Tuesday, 11 April 2017

The Five Pound Note

I'm just preparing for a trip back to the UK. As usual I'm assembling a little bag of UK banknotes and change,  but this time I'm being a bit more careful since the current one-pound coin and five-pound note are about to be withdrawn and replaced.

The one pound coin was introduced in 1983 - until then we had the pound note, which (unlike any modern British notes) was green. And before decimalisation in 1972, there was even a note for half of one pound, the 'ten bob note' (ten shillings, 50p in modern money). It was a little smaller than the pound note, and a reddish-brown colour.

The ten-bob note still lives on, in the colloquial expression, "bent as a nine-bob note" - meaning dishonest or corrupt. "I wouldn't buy nuffin' from that lot, they're all bent as a nine-bob note". Because a nine-shilling note would necessarily be a forgery. And also it alliterates nicely.

Five pounds used to be serious money, at least for a working class family like mine, as I once saw very vivdly. I must have been about seven or eight. We were on our annual week's holiday with my grandmother in Dovercourt, close to the ancient (and still very important) port of Harwich. She'd retired to a tiny cottage there around the time I was born. It was just big enough for her, my parents and myself, my parents sleeping on what must have been a horribly uncomfortable convertible sofa (a "put-u-up") that had to be unfolded after dinner every night and restored to its daytime function every morning. To a small child it was a paradise. The beach, with its choc-ices and endless civil engineering possibilities, was short bus-ride away on the exotic green Eastern National bus. There was a ferry across the estuary to Felixstowe, with its fairground, and walks along the promenade to see the long-disused lighthouses.

We had just got off one of those green buses, on our way to the beach, when my mother gave a gasp of horror. One of those five pound notes was missing from her purse. She was sure she'd had it when we left, so it must have come out somehow during the journey. That single banknote represented most of our holiday budget. My father earned about £30 per week, as a shop assistant selling the odds and ends that went into the then-thriving East End clothing industry along with the fabric itself.

My mother wasn't given to tearful outbursts, and I don't remember her crying, but it was certainly a very stressful moment. I remember her doing the mental arithmetic to see what kind of holiday we could still have on the remaining money in her purse. She tried to reassure me that everything would be alright, but I don't think it would have been.
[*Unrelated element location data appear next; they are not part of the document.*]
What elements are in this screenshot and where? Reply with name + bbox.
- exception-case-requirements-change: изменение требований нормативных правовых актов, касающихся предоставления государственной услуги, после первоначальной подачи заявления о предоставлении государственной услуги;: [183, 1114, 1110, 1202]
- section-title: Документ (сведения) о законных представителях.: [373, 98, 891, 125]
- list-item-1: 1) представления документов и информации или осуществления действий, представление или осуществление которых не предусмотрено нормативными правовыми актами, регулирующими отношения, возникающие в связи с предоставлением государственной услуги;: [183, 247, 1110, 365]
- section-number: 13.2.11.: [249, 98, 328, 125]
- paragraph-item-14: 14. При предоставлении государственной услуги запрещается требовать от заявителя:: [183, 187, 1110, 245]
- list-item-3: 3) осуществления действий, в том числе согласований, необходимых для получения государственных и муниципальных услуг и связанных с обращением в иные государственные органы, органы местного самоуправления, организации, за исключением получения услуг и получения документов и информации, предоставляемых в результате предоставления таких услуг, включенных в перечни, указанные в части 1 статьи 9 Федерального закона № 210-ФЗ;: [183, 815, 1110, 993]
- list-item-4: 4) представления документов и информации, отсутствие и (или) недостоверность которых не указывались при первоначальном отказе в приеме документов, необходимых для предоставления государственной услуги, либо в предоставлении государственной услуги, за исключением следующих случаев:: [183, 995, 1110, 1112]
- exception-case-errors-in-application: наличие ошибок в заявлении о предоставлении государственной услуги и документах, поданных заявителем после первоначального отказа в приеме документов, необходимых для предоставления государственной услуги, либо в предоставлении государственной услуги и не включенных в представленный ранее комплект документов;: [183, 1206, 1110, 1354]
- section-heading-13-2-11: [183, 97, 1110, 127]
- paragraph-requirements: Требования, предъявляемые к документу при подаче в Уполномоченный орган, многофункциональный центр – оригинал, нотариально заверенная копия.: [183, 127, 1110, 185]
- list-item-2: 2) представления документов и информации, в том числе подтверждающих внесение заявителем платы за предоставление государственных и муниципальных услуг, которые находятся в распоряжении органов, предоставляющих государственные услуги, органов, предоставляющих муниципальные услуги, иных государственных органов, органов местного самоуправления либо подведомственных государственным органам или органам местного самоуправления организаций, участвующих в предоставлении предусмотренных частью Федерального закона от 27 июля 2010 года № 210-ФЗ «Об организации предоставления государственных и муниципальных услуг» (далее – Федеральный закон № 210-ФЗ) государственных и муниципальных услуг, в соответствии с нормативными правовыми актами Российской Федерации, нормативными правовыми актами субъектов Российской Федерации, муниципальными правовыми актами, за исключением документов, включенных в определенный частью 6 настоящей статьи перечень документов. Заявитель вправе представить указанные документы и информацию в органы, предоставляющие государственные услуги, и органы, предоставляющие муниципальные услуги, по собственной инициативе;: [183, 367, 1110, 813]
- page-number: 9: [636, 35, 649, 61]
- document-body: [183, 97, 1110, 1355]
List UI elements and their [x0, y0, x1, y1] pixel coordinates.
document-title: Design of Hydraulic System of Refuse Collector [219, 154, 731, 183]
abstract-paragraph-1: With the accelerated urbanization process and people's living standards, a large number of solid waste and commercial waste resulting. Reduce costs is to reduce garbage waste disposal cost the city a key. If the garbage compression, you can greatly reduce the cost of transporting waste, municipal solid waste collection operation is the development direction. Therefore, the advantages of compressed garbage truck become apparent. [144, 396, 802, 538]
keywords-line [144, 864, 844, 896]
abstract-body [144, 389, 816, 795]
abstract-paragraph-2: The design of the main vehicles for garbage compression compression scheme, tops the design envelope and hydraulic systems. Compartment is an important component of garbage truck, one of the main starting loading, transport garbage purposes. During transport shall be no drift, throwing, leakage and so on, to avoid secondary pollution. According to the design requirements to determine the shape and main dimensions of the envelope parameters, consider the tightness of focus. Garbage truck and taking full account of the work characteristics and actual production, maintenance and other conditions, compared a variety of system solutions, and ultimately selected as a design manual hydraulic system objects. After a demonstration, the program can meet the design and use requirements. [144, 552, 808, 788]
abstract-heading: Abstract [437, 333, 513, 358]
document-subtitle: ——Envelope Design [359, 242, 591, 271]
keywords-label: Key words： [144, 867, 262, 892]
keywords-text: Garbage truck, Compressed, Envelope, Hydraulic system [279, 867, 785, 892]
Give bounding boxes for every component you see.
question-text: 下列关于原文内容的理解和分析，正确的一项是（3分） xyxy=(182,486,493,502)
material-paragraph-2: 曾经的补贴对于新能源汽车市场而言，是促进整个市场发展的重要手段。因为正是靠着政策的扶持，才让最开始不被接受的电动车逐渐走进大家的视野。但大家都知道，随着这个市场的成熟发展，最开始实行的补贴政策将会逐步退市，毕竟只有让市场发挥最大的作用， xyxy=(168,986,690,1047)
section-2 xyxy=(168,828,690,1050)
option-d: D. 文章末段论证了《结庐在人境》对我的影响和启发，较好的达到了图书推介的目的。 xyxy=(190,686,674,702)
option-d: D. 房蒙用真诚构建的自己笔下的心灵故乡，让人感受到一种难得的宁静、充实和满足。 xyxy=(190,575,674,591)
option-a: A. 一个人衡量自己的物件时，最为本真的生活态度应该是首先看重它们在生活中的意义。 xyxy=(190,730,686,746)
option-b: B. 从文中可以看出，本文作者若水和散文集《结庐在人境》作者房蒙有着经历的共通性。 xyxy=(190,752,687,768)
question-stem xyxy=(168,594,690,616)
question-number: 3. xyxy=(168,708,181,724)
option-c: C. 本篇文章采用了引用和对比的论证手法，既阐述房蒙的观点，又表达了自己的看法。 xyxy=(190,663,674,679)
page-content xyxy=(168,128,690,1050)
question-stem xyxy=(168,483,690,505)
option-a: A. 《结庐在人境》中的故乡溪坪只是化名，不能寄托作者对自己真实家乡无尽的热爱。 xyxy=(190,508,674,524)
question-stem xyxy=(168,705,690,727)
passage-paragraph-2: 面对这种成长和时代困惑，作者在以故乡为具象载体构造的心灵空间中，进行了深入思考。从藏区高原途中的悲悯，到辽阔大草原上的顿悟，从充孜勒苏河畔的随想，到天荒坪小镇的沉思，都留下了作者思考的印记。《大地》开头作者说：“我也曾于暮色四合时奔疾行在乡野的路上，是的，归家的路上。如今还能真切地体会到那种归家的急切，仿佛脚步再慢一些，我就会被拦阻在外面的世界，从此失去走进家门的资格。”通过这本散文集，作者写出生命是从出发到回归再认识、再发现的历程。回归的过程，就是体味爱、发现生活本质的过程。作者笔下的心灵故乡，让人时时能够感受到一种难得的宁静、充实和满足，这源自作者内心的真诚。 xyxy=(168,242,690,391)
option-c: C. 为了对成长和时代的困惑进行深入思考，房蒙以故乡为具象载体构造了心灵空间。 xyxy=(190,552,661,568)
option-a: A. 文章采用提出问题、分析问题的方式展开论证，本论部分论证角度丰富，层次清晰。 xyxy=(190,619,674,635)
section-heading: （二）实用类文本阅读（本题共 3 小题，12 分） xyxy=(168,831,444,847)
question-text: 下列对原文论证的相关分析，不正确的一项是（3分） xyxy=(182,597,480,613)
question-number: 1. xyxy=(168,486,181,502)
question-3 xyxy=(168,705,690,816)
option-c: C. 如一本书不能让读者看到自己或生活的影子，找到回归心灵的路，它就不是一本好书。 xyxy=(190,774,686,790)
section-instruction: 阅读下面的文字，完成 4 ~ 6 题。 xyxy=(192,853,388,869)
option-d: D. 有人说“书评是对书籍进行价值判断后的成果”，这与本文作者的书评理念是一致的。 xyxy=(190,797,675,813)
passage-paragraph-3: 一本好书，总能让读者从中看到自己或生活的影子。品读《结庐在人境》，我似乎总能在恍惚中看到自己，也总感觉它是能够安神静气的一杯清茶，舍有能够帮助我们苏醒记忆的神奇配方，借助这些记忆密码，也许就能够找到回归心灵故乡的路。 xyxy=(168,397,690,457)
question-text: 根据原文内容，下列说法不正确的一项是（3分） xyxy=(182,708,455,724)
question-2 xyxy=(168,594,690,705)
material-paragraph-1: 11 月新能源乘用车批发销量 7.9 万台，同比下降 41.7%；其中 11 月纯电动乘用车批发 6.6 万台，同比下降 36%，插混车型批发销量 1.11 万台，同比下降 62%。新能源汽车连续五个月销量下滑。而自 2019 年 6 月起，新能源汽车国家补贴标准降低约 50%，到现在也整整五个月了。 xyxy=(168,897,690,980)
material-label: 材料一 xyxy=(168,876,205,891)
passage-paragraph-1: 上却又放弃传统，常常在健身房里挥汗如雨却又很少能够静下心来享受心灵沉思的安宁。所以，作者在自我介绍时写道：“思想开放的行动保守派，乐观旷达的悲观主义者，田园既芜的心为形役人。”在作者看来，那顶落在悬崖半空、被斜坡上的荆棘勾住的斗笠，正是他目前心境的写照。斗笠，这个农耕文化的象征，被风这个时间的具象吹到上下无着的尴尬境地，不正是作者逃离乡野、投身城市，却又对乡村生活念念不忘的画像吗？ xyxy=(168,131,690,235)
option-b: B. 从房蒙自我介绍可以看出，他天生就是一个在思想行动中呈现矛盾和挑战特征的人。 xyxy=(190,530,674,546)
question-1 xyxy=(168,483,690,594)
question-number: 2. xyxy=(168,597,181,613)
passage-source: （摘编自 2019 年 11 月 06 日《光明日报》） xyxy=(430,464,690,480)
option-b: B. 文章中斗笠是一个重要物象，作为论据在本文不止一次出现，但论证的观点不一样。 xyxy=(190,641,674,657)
In desperation, she made a phone call to the bus depot which occupied a very central position on Dovercourt's main shopping street. And, miracle of miracles, someone had seen the note fall and given it to the driver, who had handed it in to the depot as he drive past. I think maybe my mother did cry then. I won't say "that would never happen today", because I think these random acts of kindness are still common enough, and people were no more honest then than they are now. But certainly it was a huge stroke of good luck.

And there was better to come. My mother jumped on the next bus into town and rushed into the garage. The rule was that the bus company took 10% of the value of any lost property, as a way to cover their costs in handling it. Getting 90% of our holiday budget back was a lot better than losing it all, but it was still a significant dent.

The man in the bus garage office said to her, "Well, rightly we ought to take ten shillings off you. But you called almost before it was handed in, so it don't seem right really." And gave her back her whole five pound note, without taking the 10% they were entitled to. Really I'm sure he just felt sorry for my  mother.

So our holiday proceeded with its intended budget after all. The fact that I still remember all these details - I can even remember where we were and what kind of bus it was (a Bristol MW or LS single decker, since you didn't ask) - speaks volumes about the impact this little incident had on a small boy at the time.